✨ 454 - implement ega job flow

[anncatton]

Work for #454

Implements (mostly happy path) EGA permission reconciliation flow. Error handling needs to be improved in main job function and service calls - in most cases errors encountered should not stop the script from running, but would be useful to report/collect somehow, for debugging/possible retry scenarios.

Note: The logger setup is becoming a PITA, might be useful to replace with more robust logger that implements what buildMessage is doing automatically

EgaClient

• adds error cases for 400 errors in axios interceptor
• adds error handling for 400 - Permission does not exist to revokePermissions - this was caught while debugging ega api pagination issue

Job

• adds main function for reconciliation flow, using functions found in /services

Utils

• adds createPermissionApprovalRequest func for creating permission approval request objects

Types

• adds nullable() to some of the response type fields.
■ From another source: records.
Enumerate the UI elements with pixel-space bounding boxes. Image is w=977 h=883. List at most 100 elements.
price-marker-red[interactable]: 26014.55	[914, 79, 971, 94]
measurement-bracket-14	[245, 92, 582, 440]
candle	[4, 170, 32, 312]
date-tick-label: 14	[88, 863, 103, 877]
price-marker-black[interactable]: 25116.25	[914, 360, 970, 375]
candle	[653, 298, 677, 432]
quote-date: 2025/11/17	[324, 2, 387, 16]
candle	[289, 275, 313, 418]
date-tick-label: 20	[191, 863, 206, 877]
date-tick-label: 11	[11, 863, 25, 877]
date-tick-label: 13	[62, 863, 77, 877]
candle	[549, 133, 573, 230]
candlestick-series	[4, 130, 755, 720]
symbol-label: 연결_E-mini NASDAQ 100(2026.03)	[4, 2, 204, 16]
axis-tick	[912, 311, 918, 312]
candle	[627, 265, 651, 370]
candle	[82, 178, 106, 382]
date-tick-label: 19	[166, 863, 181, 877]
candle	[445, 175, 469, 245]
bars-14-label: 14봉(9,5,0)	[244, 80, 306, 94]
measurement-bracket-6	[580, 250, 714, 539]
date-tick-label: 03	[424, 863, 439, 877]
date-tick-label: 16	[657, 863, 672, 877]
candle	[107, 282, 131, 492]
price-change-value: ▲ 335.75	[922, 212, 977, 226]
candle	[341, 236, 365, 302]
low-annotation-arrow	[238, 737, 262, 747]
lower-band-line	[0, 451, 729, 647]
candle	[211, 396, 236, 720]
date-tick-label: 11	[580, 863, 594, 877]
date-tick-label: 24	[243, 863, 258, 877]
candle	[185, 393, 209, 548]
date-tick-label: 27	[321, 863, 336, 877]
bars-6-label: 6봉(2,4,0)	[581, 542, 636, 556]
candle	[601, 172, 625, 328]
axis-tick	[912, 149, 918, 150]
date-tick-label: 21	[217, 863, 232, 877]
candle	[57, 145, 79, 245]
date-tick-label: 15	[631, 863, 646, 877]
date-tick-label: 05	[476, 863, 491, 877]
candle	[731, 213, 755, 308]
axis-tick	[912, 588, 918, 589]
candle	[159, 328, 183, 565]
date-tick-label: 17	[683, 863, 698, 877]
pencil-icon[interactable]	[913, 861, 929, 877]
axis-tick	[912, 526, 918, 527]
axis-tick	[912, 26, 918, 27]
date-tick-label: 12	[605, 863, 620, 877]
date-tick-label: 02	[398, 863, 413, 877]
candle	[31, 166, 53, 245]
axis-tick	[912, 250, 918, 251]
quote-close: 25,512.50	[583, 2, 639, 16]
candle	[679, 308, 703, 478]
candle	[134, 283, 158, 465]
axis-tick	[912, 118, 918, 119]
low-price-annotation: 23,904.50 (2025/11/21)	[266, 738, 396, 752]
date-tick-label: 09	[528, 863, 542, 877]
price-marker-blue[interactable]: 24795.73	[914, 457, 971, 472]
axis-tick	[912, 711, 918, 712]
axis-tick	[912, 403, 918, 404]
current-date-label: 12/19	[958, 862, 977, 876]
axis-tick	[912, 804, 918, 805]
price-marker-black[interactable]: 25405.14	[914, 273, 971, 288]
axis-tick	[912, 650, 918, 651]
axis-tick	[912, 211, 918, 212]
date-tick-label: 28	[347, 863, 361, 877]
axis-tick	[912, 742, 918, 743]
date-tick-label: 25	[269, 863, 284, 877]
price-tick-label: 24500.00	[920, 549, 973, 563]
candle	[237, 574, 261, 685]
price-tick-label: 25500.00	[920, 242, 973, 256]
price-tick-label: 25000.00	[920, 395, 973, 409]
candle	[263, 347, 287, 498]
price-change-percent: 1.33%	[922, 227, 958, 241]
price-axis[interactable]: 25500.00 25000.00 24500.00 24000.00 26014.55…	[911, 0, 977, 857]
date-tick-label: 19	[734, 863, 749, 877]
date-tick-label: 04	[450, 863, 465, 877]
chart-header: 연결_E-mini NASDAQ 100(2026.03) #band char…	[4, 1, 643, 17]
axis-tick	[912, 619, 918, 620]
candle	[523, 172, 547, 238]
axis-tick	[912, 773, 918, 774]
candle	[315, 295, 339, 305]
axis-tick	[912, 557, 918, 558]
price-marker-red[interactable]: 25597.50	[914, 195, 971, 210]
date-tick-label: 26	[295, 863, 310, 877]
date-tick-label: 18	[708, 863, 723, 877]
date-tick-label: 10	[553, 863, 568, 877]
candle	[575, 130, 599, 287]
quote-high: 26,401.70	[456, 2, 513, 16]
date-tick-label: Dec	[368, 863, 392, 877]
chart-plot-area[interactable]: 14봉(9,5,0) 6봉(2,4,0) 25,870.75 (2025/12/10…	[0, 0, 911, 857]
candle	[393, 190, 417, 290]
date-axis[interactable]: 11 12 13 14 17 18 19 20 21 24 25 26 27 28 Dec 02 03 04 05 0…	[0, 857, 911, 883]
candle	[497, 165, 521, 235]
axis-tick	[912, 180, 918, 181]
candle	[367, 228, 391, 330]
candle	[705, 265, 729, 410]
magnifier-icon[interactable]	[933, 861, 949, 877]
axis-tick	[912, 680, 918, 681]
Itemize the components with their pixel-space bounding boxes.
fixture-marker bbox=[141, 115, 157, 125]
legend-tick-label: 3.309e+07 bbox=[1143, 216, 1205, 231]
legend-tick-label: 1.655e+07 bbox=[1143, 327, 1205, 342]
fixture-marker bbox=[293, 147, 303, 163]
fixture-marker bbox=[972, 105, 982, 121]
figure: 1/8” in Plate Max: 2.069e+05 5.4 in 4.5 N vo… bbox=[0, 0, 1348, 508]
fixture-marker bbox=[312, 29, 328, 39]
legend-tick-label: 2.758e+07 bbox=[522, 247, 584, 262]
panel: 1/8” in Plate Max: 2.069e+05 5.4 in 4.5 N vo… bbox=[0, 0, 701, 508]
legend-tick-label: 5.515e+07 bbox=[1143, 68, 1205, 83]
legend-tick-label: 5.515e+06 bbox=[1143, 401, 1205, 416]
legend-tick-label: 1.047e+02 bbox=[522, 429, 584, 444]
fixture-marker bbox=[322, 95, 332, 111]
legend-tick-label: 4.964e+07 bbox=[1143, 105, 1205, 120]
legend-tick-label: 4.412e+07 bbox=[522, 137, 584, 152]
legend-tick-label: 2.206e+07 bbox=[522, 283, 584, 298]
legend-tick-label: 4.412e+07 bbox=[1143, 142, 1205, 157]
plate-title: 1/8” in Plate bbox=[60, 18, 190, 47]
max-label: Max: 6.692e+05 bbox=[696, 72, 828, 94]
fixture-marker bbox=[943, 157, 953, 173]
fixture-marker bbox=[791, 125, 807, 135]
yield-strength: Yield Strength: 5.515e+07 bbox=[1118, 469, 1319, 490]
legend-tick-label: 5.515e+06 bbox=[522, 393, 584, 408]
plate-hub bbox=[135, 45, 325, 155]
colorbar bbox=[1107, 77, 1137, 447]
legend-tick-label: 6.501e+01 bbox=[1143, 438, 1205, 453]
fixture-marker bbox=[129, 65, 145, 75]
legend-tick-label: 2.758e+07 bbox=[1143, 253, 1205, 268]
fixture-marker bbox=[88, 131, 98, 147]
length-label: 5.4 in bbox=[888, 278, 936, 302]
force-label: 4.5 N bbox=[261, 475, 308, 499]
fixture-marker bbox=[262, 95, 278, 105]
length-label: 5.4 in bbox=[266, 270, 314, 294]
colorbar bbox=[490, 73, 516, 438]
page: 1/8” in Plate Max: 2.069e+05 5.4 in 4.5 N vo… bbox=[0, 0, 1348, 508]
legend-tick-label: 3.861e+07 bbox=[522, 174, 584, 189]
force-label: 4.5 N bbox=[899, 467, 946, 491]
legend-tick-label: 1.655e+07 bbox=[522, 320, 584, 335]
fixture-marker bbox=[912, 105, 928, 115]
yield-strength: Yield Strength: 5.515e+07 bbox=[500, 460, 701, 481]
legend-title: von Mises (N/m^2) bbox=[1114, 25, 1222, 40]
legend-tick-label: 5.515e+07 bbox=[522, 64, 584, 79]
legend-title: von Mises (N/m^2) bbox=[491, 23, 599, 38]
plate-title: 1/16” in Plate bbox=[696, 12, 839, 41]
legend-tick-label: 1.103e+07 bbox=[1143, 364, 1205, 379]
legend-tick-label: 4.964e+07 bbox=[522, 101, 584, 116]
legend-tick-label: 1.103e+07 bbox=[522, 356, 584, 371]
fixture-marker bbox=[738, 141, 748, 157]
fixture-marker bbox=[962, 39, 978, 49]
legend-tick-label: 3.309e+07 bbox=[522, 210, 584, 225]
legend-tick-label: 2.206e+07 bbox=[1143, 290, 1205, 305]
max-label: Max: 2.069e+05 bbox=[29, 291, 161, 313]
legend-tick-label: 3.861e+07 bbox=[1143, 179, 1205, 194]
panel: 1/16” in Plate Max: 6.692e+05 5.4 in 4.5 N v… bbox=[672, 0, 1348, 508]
These values are not used in the recon flow
• updates RevokePermissionsFailure type to include PERMISSION_DOES_NOT_EXIST
• adds type for combined EGA - DACO user type for creating a map to check existing permissions when iterating over user list
• moves errors.ts to types dir, adds custom errors for BadRequest and ServerError

Code cleanup/readability

• creates a services/ folder for service functions related to users and permissions need in the main reconciliation job
• adds a constants file for pagination values

[joneubank]

I think this is functional and no major problems so I approved with bits of code I would fix. In particular, we suppress the axios error from that one request and don't log what happened.

[joneubank]

you aren't throwing or logging any of the information from the axios error!

[anncatton]

Will be adding more error mgmt/retries in #455

[joneubank]

Our function naming is unclear for reader. For the two functions getUsers and getApprovedUsers, one is fetching from the DACO DB, and the other from the EGA API. There is no indication of which is which.

[joneubank]

Dataset is super generic type name, not sure what this contains... I looked up the type and its just an id, name, and description... still not sure.

Perhaps just prefixing Ega to it is enough to indicate its a structure from their API? EgaDataset?

[joneubank]

Success length of 0 means create request, but success length of 1 or greater means error fetching?

I feel like i don't understand whats happening here but potentially this logic is reversed.

[anncatton]

Yeah it's not written very clearly - the else is actually handling the catch clause from getPermissionByDatasetAndUserId, which returns a failure('SERVER_ERROR'). I'll rewrite as a switch statement so it's easier to read.
The GET /permissions endpoints always return an array, so an empty list means the approved user has no permissions for the requested dataset.

[joneubank]

This just logs outcomes? No data returned to compile a report?

[anncatton]

Will add reporting in #455

[joneubank]

Copy variable, use once, then use original variable...

[joneubank]

Food for thought: I would consider being less strict with all the response validations, only check for data that you need to use. For example, I don't think we ever use EgaPermissionRequest.full_name or EgaPermissionRequest.email, so we should be fine accepting a response without that property. This will prevent our script from failing if they change part of their API that we aren't using.